Currently there are no viable treatment options for patients with debilitating inherited retinal degeneration. The vast variability in disease-inducing mutations and resulting phenotypes has hampered the development of therapeutic interventions. Gene therapy is a logical approach, and recent work has focused on ways to optimize vector design and packaging to promote optimized expression and phenotypic rescue after intraocular delivery. In this review, we discuss ongoing ocular clinical trials, which currently use viral gene delivery, but focus primarily on new advancements in optimizing the efficacy of non-viral gene delivery for ocular diseases. Non-viral delivery systems are highly customizable, allowing functionalization to improve cellular and nuclear uptake, bypassing cellular degradative machinery, and improving gene expression in the nucleus. Non-viral vectors often yield transgene expression levels lower than viral counterparts, however their favorable safety/immune profiles and large DNA capacity (critical for the delivery of large ocular disease genes) make their further development a research priority. Recent work on particle coating and vector engineering presents exciting ways to overcome limitations of transient/low gene expression levels, but also highlights the fact that further refinements are needed before use in the clinic.

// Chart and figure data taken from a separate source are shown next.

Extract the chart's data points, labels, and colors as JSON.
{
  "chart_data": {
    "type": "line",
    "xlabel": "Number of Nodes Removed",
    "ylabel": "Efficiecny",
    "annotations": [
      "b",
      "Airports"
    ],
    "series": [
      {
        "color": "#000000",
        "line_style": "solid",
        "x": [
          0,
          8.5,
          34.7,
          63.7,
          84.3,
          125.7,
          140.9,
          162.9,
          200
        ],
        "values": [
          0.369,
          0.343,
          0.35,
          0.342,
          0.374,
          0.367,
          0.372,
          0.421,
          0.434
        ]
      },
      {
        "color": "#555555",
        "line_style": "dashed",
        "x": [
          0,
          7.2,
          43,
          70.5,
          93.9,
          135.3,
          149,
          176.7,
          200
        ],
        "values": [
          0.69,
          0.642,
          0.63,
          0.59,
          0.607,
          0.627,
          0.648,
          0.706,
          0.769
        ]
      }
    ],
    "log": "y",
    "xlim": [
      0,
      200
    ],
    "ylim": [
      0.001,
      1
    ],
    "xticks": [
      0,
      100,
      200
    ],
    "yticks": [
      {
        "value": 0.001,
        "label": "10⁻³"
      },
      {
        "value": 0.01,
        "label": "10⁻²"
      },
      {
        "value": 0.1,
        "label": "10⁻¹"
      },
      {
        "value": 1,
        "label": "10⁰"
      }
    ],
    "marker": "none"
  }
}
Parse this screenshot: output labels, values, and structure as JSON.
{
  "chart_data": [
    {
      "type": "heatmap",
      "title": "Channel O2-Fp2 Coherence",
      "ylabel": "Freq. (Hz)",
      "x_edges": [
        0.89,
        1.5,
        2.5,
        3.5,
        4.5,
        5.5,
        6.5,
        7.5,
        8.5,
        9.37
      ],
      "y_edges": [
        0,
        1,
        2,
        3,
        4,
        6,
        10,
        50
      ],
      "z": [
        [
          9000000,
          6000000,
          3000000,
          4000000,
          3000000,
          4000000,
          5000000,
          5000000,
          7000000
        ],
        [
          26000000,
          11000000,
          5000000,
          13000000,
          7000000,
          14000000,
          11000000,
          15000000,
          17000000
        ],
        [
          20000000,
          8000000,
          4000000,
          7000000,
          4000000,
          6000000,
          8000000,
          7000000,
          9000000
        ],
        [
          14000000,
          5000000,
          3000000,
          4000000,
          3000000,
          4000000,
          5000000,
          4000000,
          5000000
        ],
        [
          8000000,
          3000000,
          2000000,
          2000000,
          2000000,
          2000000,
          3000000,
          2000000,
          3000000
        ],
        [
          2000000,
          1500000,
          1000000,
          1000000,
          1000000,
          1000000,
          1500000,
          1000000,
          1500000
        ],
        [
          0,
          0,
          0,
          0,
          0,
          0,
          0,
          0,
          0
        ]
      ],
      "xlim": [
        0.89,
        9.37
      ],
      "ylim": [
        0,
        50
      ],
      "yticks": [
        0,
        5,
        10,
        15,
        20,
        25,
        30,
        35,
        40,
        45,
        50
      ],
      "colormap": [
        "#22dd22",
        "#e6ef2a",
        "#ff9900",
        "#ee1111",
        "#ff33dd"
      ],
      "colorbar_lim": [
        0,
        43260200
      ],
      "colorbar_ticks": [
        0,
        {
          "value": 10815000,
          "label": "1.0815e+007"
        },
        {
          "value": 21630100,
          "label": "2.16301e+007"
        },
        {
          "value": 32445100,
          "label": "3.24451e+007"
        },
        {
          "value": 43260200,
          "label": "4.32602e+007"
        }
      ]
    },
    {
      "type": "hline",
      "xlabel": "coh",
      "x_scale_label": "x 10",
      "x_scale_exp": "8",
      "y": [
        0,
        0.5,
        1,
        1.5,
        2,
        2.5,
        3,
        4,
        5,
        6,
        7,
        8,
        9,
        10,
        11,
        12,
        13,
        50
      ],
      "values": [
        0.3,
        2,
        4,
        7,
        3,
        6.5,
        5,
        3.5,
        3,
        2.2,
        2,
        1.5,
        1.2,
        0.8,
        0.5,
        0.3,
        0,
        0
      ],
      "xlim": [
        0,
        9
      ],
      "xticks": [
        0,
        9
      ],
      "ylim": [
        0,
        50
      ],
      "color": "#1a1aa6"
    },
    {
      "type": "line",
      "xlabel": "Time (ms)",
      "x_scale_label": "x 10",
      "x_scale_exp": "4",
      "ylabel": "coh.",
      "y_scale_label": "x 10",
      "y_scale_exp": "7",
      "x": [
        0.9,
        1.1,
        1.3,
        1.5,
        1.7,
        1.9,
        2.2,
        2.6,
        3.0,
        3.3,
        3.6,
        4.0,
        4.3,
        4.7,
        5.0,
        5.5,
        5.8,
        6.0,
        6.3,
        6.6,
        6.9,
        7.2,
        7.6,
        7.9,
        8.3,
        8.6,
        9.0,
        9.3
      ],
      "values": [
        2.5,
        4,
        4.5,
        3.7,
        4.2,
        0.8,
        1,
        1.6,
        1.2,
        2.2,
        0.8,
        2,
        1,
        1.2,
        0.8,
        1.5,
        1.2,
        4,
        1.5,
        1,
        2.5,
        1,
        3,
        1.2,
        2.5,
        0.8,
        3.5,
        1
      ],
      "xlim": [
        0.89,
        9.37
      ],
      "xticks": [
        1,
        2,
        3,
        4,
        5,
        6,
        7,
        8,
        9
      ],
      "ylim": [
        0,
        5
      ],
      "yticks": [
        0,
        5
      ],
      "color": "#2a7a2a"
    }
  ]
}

Keywords: Eye; Nanoparticles; Non-viral gene therapy; Retina; Subretinal delivery.

Figure 1

Diagram illustrating some of the ways that non-viral therapies can be taken up and expressed in cells. Bulleted lists indicate places/methods where modifications to the particle or vector can be used to improve transfection efficiency or expression. Question marks indicate trafficking pathways that remain to be elucidated.